The center relies on several telescopes, such as the Catalina Sky Survey at the University of Arizona, to track potentially hazardous asteroids and comets. These objects, which are leftover matter from the formation of planets, can come dangerously close to Earth or cross its trajectory.

The center lists 659 asteroids that have some probability of striking the planet, "but none pose a significant threat over the next century, either because the probabilities are extraordinarily small, or the asteroids themselves are extremely small," Mr. Chodas said.



Comment:

© NASA

"Nevertheless, we must continue searching for asteroids in case there is one that is heading our way," he added.


© The Aerospace Corporation, via NASA
Officials participated last month in an exercise that simulated an asteroid strike over Los Angeles.
That's where the planetary protection exercise, conducted on Oct. 25 in El Segundo, Calif., comes in. The simulation that projected a strike in 2020 involved representatives from NASA's Jet Propulsion Laboratory, the Department of Energy's National Laboratories, the Air Force and the California Governor's Office of Emergency Services.

While a warning of four years may seem like a lot of time, it would probably not be enough to deflect an asteroid of the size and orbit outlined in the simulation, Mr. Chodas said.

"Engineers think the simplest way to deflect an asteroid is to build a large spacecraft and simply ram it into the asteroid" years before it is predicted to hit Earth, he said.

It could take up to two years to build such a "kinetic impactor" spacecraft and another year or more to reach the asteroid, so in the case of this simulation, an evacuation, not a "deflection mission," was necessary.

For the organizers of Asteroid Day, a global movement that seeks to protect the world from dangerous asteroids, such planning is not out of this world.

The group, which maintains that one million asteroids have the potential to strike Earth but that only 1 percent of them have been discovered, was set on Monday to release a letter signed by planetary scientists supporting missions to increase knowledge of asteroids. The group promotes the "100x Declaration," which calls for increasing the rate of asteroid discoveries to 100,000 per year in the next 10 years.

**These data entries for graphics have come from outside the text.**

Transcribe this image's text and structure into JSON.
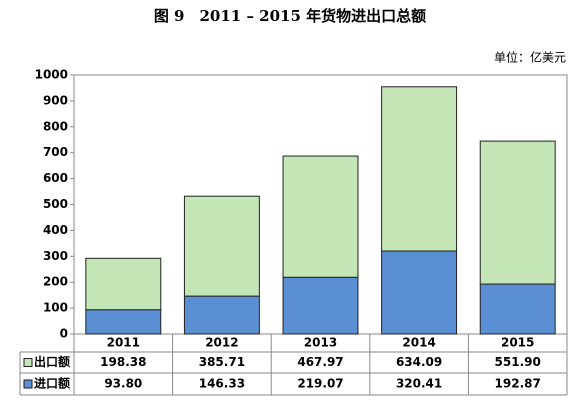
{
  "chart_data": {
    "type": "stacked_bar",
    "title": "图 9　2011 – 2015 年货物进出口总额",
    "unit": "单位：亿美元",
    "categories": [
      "2011",
      "2012",
      "2013",
      "2014",
      "2015"
    ],
    "series": [
      {
        "name": "进口额",
        "color": "#5b8fd3",
        "values": [
          93.8,
          146.33,
          219.07,
          320.41,
          192.87
        ],
        "value_labels": [
          "93.80",
          "146.33",
          "219.07",
          "320.41",
          "192.87"
        ]
      },
      {
        "name": "出口额",
        "color": "#c4e5b6",
        "values": [
          198.38,
          385.71,
          467.97,
          634.09,
          551.9
        ],
        "value_labels": [
          "198.38",
          "385.71",
          "467.97",
          "634.09",
          "551.90"
        ]
      }
    ],
    "ylim": [
      0,
      1000
    ],
    "yticks": [
      0,
      100,
      200,
      300,
      400,
      500,
      600,
      700,
      800,
      900,
      1000
    ],
    "grid": false
  }
}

"The more we learn about asteroid impacts, the clearer it became that the human race has been living on borrowed time," Brian May, an astrophysicist and a founder and lead guitarist for the rock group Queen, said on the group's website.

Asteroid Day is observed each year on June 30, the anniversary of what is believed to be the largest space-related explosion in human history: an asteroid strike in Tunguska, Siberia, in 1908.

An asteroid, believed to be less than 100 feet in diameter, exploded at the altitude of an airliner and flattened tens of millions of trees across 800 square miles. Researchers estimated the explosion was as powerful as a medium-size hydrogen bomb and several hundred times more powerful than the atomic bomb dropped on Hiroshima.

While there were no official reports of human casualties, hundreds of reindeer were reduced to charred carcasses in the explosion, the British Broadcasting Corporation reported.

In more recent times, an asteroid exploded over the Russian city of Chelyabinsk in 2013, shattering windows for miles and injuring more than 1,000 people.

Scientists have suggested that the Earth is vulnerable to many more Chelyabinsk-size space rocks. In research published in 2013 by the journal Nature, they estimated that such strikes could occur as often as every decade or two instead of an average of once every 100 to 200 years as previously thought.

Predictions of a catastrophic crash by a celestial object surface with some regularity. In September 2015, the last eclipse of the year fueled imaginative speculation on the internet that a giant asteroid would hit Earth.

In a statement debunking the idea, NASA noted that similar forecasts were made in January and March of that year that two asteroids were on dangerous paths toward Earth.

The agency noted that the asteroids flew by Earth "without incident — just as NASA said they would."